Were they blue tonight?
Shivering with the need to know, she took the hand he held out to her and walked with him to his SUV, not caring that the slit in her dress rode up to the silken line of her black panties as she climbed inside.
She caught him looking. And smiled. Noticing how he pulled the corner of his jacket closed.
Being with a man, being in want, being wanted, was delicious. If this was healthy living, she was all for it.
After he started the engine, it was quiet inside, dark and intimate. He reached for the radio controls, finding a streaming station that played soft music with no commercials.
“Dinner was delicious, thank you,” she said as a love song that had come out a couple of years before filled the car.
She’d heard the song a hundred times. Knew the words. It had never meant a darn thing to her.
Suddenly every word was etching itself on her body.
And she got nervous.
She wasn’t in love. Couldn’t be in love.
But she was in a whole lot of like.
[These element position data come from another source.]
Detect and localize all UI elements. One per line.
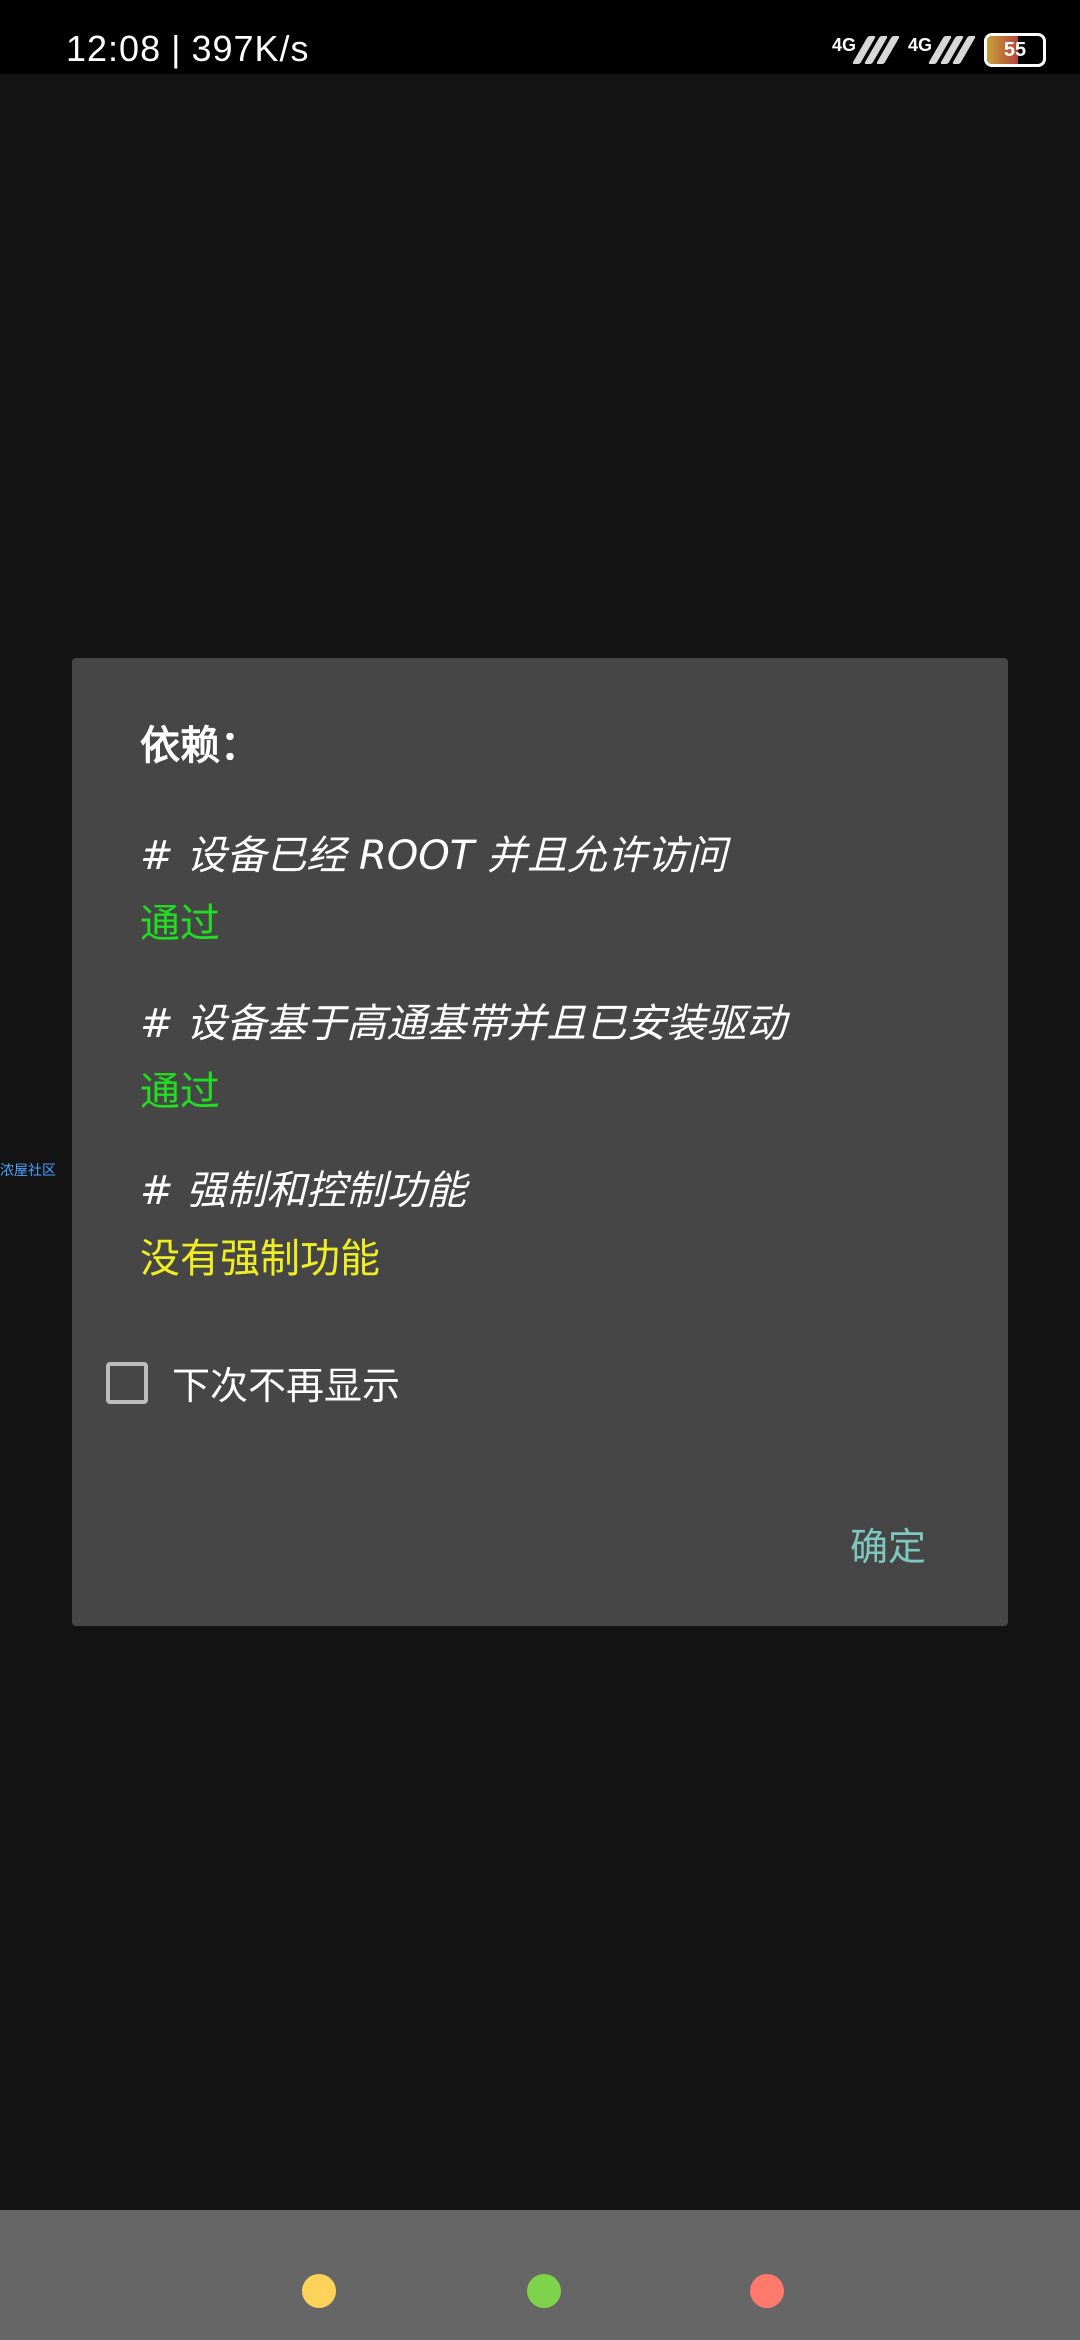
signal-2: 4G — [907, 35, 977, 64]
signal-1-label: 4G — [831, 35, 856, 55]
network-speed: 397K/s — [191, 28, 310, 69]
clock: 12:08 — [66, 28, 162, 69]
signal-icon — [927, 36, 977, 64]
dependency-dialog: 依赖： # 设备已经 ROOT 并且允许访问 通过 # 设备基于高通基带并且已安… — [72, 658, 1008, 1626]
red-dot-button[interactable] — [750, 2274, 784, 2308]
dependency-question: # 设备已经 ROOT 并且允许访问 — [140, 833, 727, 879]
battery-level: 55 — [1003, 38, 1027, 61]
signal-2-label: 4G — [907, 35, 932, 55]
dont-show-again-checkbox[interactable] — [106, 1361, 148, 1404]
dependency-result: 通过 — [140, 901, 220, 947]
signal-1: 4G — [831, 35, 901, 64]
side-floating-label[interactable]: 浓屋社区 — [0, 1160, 56, 1180]
dependency-item: # 设备基于高通基带并且已安装驱动 通过 — [140, 991, 786, 1117]
signal-icon — [851, 36, 901, 64]
status-right: 4G 4G 55 — [832, 30, 1046, 70]
dependency-result: 通过 — [140, 1069, 220, 1115]
yellow-dot-button[interactable] — [302, 2274, 336, 2308]
bottom-bar — [0, 2210, 1080, 2340]
dont-show-again-row[interactable]: 下次不再显示 — [106, 1355, 400, 1410]
battery-icon: 55 — [984, 33, 1046, 67]
status-separator: | — [171, 28, 182, 69]
dialog-title: 依赖： — [140, 723, 260, 769]
dependency-question: # 强制和控制功能 — [140, 1168, 467, 1214]
green-dot-button[interactable] — [527, 2274, 561, 2308]
dependency-question: # 设备基于高通基带并且已安装驱动 — [140, 1001, 787, 1047]
dependency-item: # 强制和控制功能 没有强制功能 — [140, 1158, 466, 1284]
status-bar: 12:08 | 397K/s 4G 4G 55 — [0, 0, 1080, 74]
confirm-button[interactable]: 确定 — [850, 1516, 926, 1571]
dependency-item: # 设备已经 ROOT 并且允许访问 通过 — [140, 823, 727, 949]
dont-show-again-label[interactable]: 下次不再显示 — [172, 1355, 400, 1410]
status-left: 12:08 | 397K/s — [66, 28, 310, 70]
dependency-result: 没有强制功能 — [140, 1236, 380, 1282]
Infatuation, even. Respect and a ton of lust...
And didn’t know squat about casual sex. Not personally.
“You want to stop at the beach? We could take off our shoes and walk in the sand,” he suggested as they drew closer to her part of town.
A reprieve. And romantic, too.
“We could stop at my place, pour some wine into plastic cups and walk over.” She’d have to change shoes. Or go barefoot.
“You want more wine?”
Not as badly as she wanted him.
She nodded.
He stopped at her house. And poured the wine while she changed into flip-flops. He got a pair of his own out of the back of his SUV as they passed it on their way down the driveway.
“From my gym bag,” he told her. “I don’t go barefoot in the sauna.”
Neither did she...when she’d gone to the sauna back in college. Her roommate at the time, a girl she’d only lived with for one semester, had teased her about it. That was the first time she’d gone to college. She silently took his hand as they started down the street.
* * *
Tad was about ready to explode. He’d clearly been without sex for too long, and he was having a hard time thinking about anything else. Found his thoughts thinning as though the synapses in his brain had gone numb. His penis had not. Darkness hid the evidence, for which he was thankful.
But he had to keep his wits about him or risk making a huge mistake. He couldn’t afford another one of those. Which was why he was carrying a cup of wine but not drinking from it.
He didn’t want to lose his closeness with her. And not because of her father. But because she’d come to mean more to him in eight short weeks than he could fathom. His life, a life that had been like a spinning top, had finally settled in a little beach town in California, thanks to the woman walking beside him in the dark, holding his hand.
And yet staying in Santa Raquel wasn’t a reality he could seriously consider. More and more he knew that he needed to get back to work. That quitting what he did—putting himself on the line to save lives—would destroy part of who he was. He needed his work.
And he needed her happy, too. Such an odd concept, to care so much about a person that his or her happiness made you feel...satisfied.